Par Rédaction | Sport
LeBron James n’a jamais cultivé l’image d’un joueur adepte du trash-talk. Pourtant, le quadruple champion NBA assure qu’il sait répondre lorsqu’un adversaire franchit certaines limites, même s’il préfère aujourd’hui laisser son jeu parler pour lui.
Encore bavard cette semaine et invité de The Shop lors du Fanatics Fest en direct devant le public, LeBron James est revenu sur un aspect souvent comparé à Michael Jordan ou Kobe Bryant. Contrairement à ces deux légendes, le King n’a jamais cherché à intimider systématiquement ses adversaires par les mots, une approche qu’il assume pleinement.
Avec le recul, LeBron reconnaît même regretter certains échanges verbaux de sa carrière. S’il estime être capable de répondre lorsque la situation l’exige, il explique que l’expérience l’a progressivement poussé à privilégier une autre manière de s’exprimer sur un parquet.
LeBron préfère répondre par son jeu
Le quadruple MVP affirme ne pas être un adepte du trash-talk, même s’il ne se laisse pas marcher dessus. « Je ne suis pas quelqu’un qui parle beaucoup sur le terrain. Mais si tu veux aller sur ce terrain-là, je peux y aller. Et la plupart du temps, ça ne finira probablement pas bien pour toi.

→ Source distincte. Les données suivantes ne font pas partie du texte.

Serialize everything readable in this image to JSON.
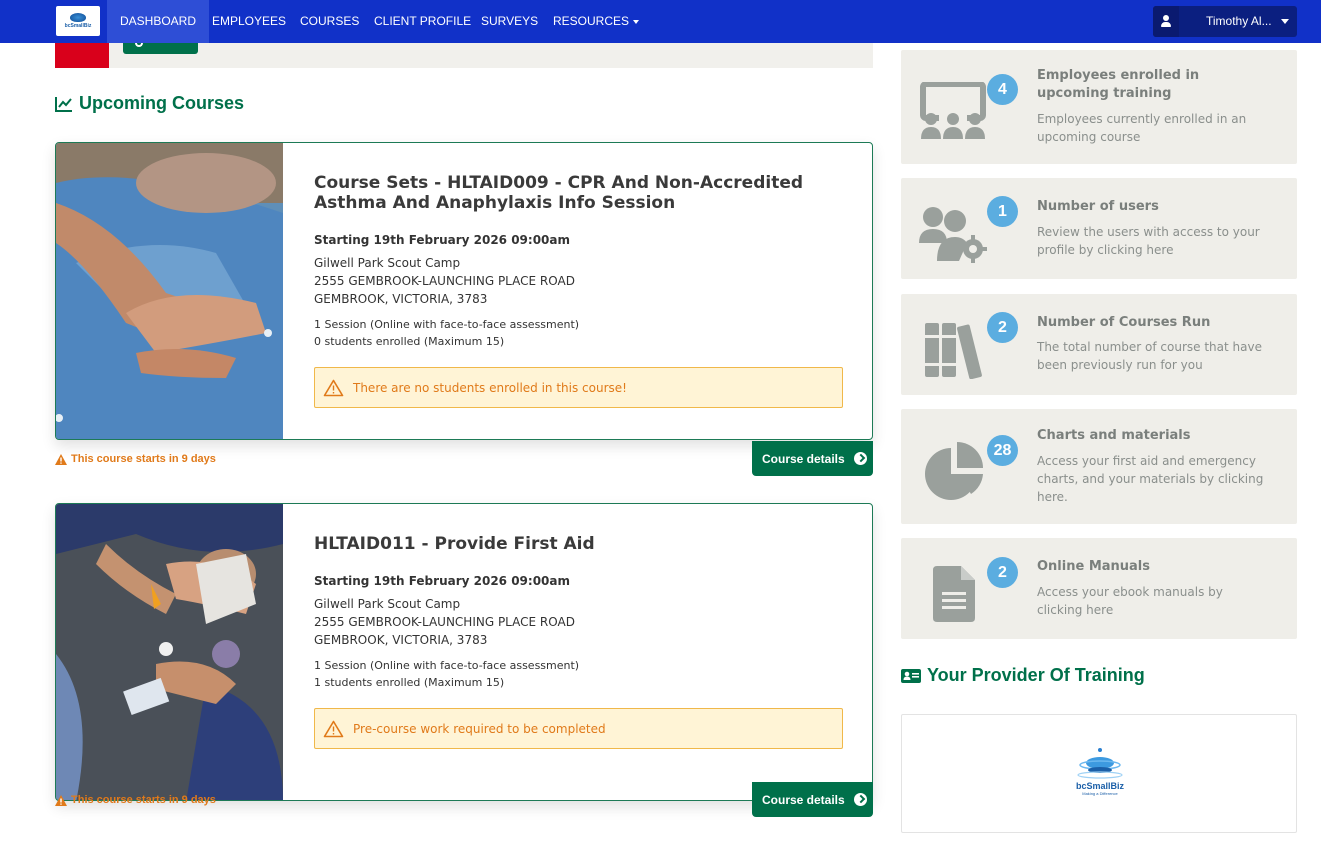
{
  "nav": {
    "logo_text": "bcSmallBiz",
    "items": [
      "DASHBOARD",
      "EMPLOYEES",
      "COURSES",
      "CLIENT PROFILE",
      "SURVEYS",
      "RESOURCES"
    ],
    "user_name": "Timothy Al..."
  },
  "upcoming": {
    "title": "Upcoming Courses",
    "courses": [
      {
        "title": "Course Sets - HLTAID009 - CPR And Non-Accredited Asthma And Anaphylaxis Info Session",
        "start": "Starting 19th February 2026 09:00am",
        "venue": "Gilwell Park Scout Camp",
        "address1": "2555 GEMBROOK-LAUNCHING PLACE ROAD",
        "address2": "GEMBROOK, VICTORIA, 3783",
        "sessions": "1 Session (Online with face-to-face assessment)",
        "enrolled": "0 students enrolled (Maximum 15)",
        "alert": "There are no students enrolled in this course!",
        "warning": "This course starts in 9 days",
        "details_label": "Course details"
      },
      {
        "title": "HLTAID011 - Provide First Aid",
        "start": "Starting 19th February 2026 09:00am",
        "venue": "Gilwell Park Scout Camp",
        "address1": "2555 GEMBROOK-LAUNCHING PLACE ROAD",
        "address2": "GEMBROOK, VICTORIA, 3783",
        "sessions": "1 Session (Online with face-to-face assessment)",
        "enrolled": "1 students enrolled (Maximum 15)",
        "alert": "Pre-course work required to be completed",
        "warning": "This course starts in 9 days",
        "details_label": "Course details"
      }
    ]
  },
  "stats": [
    {
      "count": "4",
      "title": "Employees enrolled in upcoming training",
      "desc": "Employees currently enrolled in an upcoming course",
      "icon": "classroom-icon"
    },
    {
      "count": "1",
      "title": "Number of users",
      "desc": "Review the users with access to your profile by clicking here",
      "icon": "users-cog-icon"
    },
    {
      "count": "2",
      "title": "Number of Courses Run",
      "desc": "The total number of course that have been previously run for you",
      "icon": "books-icon"
    },
    {
      "count": "28",
      "title": "Charts and materials",
      "desc": "Access your first aid and emergency charts, and your materials by clicking here.",
      "icon": "pie-chart-icon"
    },
    {
      "count": "2",
      "title": "Online Manuals",
      "desc": "Access your ebook manuals by clicking here",
      "icon": "document-icon"
    }
  ],
  "provider": {
    "title": "Your Provider Of Training",
    "logo_text": "bcSmallBiz",
    "logo_tagline": "Making a Difference"
  },
  "colors": {
    "nav_bg": "#1131c8",
    "brand_green": "#00704a",
    "badge_blue": "#5bade0",
    "warning_orange": "#e07a1a"
  }
}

Aujourd’hui, je regrette même certains mots que j’ai pu dire au cours de ma carrière. »
Plutôt que de multiplier les provocations envers ses adversaires, le King explique qu’il préfère désormais répondre par ses performances. Cette philosophie s’est encore vérifiée la saison dernière, lorsqu’il a enchaîné plusieurs grandes prestations en playoffs malgré les doutes entourant les Lakers après les blessures de Luka Doncic et Austin Reaves.
L’ailier reconnaît toutefois qu’il lui arrive davantage de répondre… aux supporters adverses qu’aux joueurs eux-mêmes. Une manière pour lui d’évacuer la pression sans entrer dans une escalade permanente avec ses vis-à-vis sur le terrain, tout en conservant l’intensité compétitive qui l’a toujours caractérisé.
À 41 ans, LeBron James semble donc avoir trouvé un équilibre entre compétitivité et maîtrise de soi. S’il n’hésite pas à répondre lorsque les circonstances l’imposent, il considère désormais que la meilleure façon de faire taire les critiques reste encore de le faire là où il s’est toujours exprimé le mieux : sur le parquet.